La guérison est l'objet de la pédagogie curative. Pourtant, il faut bien le dire, une anomalie réelle est rarement curable. On ne peut transformer un enfant mongolien en enfant non mongolien. Mais quelles différences que celles que l'on observera dans sa manière d'être ! Qu'en dépit de ses moyens réduits un adolescent mongolien soit plus tard plein de vie et plein d'humour, inséré activement en milieu protégé, ou qu'il reste morose et torpide, tout cela dépend largement de l'éducation qu'il aura reçue dans l'enfance et du traitement qu'il aura subi. On peut consolider la santé, stimuler l'ouverture et les intérêts, la responsabilité intérieure et la confiance en l'existence et promettre ainsi l'être mongolien à une existence riche et remplie.
Une amélioration même modeste va demander à un enfant débile un effort énorme compte tenu de ses forces. Mais c'est l'effort qui importe. Il ne manquera pas de porter ses fruits, tôt ou tard. Car, comme il a été dit, on ne peut obtenir que très rarement une guérison complète. Aussi doit- on se demander s'il est juste de parler de pédagogie "curative".
En pédagogie curative, pour faire état de résultats thérapeutiques, il faut tenir compte de délais très longs. Mais les délais que l'on peut mesurer encore ne suffisent pas toujours. L'énigme que nous rencontrons chez un enfant en difficultés psychiques dépasse par nature les seuils de la naissance et de la mort. Elle oriente la recherche vers une vie passée où fut pèsé le germe pour l'incarnation actuelle. Elle fait présumer une existence terrestre à venir qui révélera le résultat véritable d'une existence apparemment vaine. Les problèmes de la pédagogie curative, ainsi que d'autres problèmes fondamentaux de la vie moderne, restent insolubles sans l'idée de la réincarnation, réintroduite par Rudolf Steiner dans notre civilisation.
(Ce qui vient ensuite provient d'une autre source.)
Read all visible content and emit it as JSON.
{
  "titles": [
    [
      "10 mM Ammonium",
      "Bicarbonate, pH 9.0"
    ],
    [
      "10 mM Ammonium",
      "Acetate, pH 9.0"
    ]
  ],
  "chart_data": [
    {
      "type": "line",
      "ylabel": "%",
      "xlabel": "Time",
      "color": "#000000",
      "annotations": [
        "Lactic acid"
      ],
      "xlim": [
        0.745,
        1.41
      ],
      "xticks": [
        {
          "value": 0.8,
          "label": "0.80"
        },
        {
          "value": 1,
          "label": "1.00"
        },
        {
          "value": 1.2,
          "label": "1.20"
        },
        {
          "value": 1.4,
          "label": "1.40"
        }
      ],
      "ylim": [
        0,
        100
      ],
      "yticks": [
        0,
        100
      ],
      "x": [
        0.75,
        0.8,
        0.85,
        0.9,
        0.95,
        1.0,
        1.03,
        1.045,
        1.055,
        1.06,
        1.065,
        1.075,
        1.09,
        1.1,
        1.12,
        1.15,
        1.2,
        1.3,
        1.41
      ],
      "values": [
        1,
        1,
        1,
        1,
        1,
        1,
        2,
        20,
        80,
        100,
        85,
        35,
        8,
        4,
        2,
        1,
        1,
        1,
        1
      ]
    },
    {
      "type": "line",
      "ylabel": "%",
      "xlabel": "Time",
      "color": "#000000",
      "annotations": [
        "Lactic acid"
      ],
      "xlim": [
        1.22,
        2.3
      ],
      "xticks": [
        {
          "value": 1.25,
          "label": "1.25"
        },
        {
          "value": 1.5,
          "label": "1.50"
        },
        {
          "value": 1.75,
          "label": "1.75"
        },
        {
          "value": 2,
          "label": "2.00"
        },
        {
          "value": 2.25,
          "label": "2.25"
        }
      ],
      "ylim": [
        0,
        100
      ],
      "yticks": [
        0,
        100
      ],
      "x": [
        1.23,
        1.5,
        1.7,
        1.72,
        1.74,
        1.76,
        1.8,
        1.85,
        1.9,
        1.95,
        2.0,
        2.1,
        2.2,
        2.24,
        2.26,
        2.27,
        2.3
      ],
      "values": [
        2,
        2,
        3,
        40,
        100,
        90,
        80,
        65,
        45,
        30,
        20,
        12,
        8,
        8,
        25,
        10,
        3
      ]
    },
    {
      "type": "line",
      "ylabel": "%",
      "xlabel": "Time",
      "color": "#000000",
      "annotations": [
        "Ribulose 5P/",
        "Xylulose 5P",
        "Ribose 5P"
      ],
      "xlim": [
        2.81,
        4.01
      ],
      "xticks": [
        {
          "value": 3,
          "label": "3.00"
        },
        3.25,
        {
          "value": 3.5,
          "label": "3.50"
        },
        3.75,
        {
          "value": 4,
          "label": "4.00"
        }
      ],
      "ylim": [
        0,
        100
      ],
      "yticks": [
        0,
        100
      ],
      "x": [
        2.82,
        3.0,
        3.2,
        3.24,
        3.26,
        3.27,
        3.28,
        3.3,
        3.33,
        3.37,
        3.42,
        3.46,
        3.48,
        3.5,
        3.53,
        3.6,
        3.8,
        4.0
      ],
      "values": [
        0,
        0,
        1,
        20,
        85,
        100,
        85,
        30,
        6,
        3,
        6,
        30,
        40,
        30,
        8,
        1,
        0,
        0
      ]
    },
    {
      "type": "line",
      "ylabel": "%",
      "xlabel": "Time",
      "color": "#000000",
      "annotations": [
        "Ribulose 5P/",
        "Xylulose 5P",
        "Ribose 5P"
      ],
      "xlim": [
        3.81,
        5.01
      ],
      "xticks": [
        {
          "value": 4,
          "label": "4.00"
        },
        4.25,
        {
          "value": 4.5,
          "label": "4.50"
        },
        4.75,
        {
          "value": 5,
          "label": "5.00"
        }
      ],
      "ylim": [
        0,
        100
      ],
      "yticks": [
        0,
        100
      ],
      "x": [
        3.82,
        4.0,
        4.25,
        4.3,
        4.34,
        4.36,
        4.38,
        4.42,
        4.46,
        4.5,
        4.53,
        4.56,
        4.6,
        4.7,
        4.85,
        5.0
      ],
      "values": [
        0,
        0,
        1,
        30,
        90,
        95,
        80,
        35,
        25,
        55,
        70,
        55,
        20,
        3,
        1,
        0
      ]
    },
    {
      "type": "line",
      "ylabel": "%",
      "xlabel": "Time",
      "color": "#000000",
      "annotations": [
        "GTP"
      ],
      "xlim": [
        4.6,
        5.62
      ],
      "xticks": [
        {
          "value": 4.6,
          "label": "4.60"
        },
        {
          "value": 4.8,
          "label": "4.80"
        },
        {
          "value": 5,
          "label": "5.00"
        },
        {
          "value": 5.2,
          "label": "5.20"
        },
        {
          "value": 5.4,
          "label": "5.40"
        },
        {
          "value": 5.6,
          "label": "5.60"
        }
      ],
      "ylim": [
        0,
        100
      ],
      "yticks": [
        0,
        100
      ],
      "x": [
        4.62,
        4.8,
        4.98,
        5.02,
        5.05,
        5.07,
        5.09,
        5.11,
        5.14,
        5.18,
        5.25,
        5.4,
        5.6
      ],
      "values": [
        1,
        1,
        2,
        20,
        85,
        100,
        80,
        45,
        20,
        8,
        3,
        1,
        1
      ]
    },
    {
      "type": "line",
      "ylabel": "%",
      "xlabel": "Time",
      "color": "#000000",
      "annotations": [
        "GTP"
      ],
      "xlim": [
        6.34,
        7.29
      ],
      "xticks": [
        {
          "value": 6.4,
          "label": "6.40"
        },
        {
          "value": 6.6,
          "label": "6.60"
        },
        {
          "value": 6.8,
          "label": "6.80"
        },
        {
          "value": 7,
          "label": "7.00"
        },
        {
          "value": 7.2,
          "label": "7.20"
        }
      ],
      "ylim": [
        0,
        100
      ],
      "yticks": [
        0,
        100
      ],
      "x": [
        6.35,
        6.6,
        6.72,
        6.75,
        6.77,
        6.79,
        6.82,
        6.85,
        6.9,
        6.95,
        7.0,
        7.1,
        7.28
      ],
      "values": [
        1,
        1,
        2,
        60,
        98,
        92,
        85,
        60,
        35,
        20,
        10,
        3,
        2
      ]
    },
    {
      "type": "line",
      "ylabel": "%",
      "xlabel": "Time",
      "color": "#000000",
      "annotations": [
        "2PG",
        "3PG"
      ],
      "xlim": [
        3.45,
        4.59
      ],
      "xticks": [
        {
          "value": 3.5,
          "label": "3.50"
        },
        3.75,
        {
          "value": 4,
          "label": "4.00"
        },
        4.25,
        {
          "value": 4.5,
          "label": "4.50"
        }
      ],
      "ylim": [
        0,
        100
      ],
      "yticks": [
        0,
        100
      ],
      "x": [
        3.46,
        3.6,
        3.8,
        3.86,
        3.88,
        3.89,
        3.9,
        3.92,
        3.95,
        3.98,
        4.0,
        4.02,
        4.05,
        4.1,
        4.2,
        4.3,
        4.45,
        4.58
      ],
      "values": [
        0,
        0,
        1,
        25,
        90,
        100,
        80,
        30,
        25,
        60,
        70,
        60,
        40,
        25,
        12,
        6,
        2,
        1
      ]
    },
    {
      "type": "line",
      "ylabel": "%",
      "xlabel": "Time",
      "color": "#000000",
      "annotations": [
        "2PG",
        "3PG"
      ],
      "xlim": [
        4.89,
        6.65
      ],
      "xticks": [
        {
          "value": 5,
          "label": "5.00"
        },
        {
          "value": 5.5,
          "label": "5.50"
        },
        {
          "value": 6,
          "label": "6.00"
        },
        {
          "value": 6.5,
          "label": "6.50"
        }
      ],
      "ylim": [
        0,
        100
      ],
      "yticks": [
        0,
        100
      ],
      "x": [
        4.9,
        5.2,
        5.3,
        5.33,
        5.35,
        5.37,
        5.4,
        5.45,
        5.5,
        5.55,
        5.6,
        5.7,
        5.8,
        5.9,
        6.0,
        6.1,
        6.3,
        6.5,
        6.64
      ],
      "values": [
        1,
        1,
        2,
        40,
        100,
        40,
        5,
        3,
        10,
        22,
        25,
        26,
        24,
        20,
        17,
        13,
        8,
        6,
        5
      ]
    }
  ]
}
De toute évidence, nous avons besoin de facultés plus vastes de connaissance pour saisir, dans le cas concret, la relation d'une vie terrestre à l'autre. Et cependant, dès à présent, un aperçu essentiel sur la nature de ce rapport peut se présenter. Il suffit de réfléchir aux cas où le revirement de la guérison s'est accompli déjà au cours d'une seule existence.
Dans la première partie de cet ouvrage, on a décrit un cas où la kleptomanie s'est transferée en facultés poétiques. La guérison n'a donc pas consisté dans l'élimination du défaut, mais dans la transformation d'une faculté négative en une faculté positive. Ce défaut commence par abaisser sa victime au-dessous des normes de l'évolution humaine. Mais il peut être l'occasion aussi d'une guérison qui va promouvoir, en retour, l'apparition d'une faculté supérieure à la norme. Le pendule se porte d'abord d'un côté et y prend l'élan qui le rejette du côté opposé. Voilà donc un modèle qui permet d'entrevoir la relation entre une existence à venir et celle passée comme enfant en difficultés psychiques. Rudolf Steiner a surpris en déclarant que, d'après ses recherches, presque chaque génie a passé par une existence de minus. C'est justement dans la lutte avec la déficience que naissent les capacités extraordinaires qui vont sortir sans obstacles dans une existence à venir. Les efforts de la pédagogie curative se placent absolument dans la perspective dégagée par Rudolf Steiner, c'est-à-dire la transformation des valeurs négatives en valeurs positives. Ainsi, en regard de l'avenir, l'activité des praticiens de la pédagogie curative et la destinée des enfants qui leur sont confiés représentent des facteurs d'une valeur incalculable.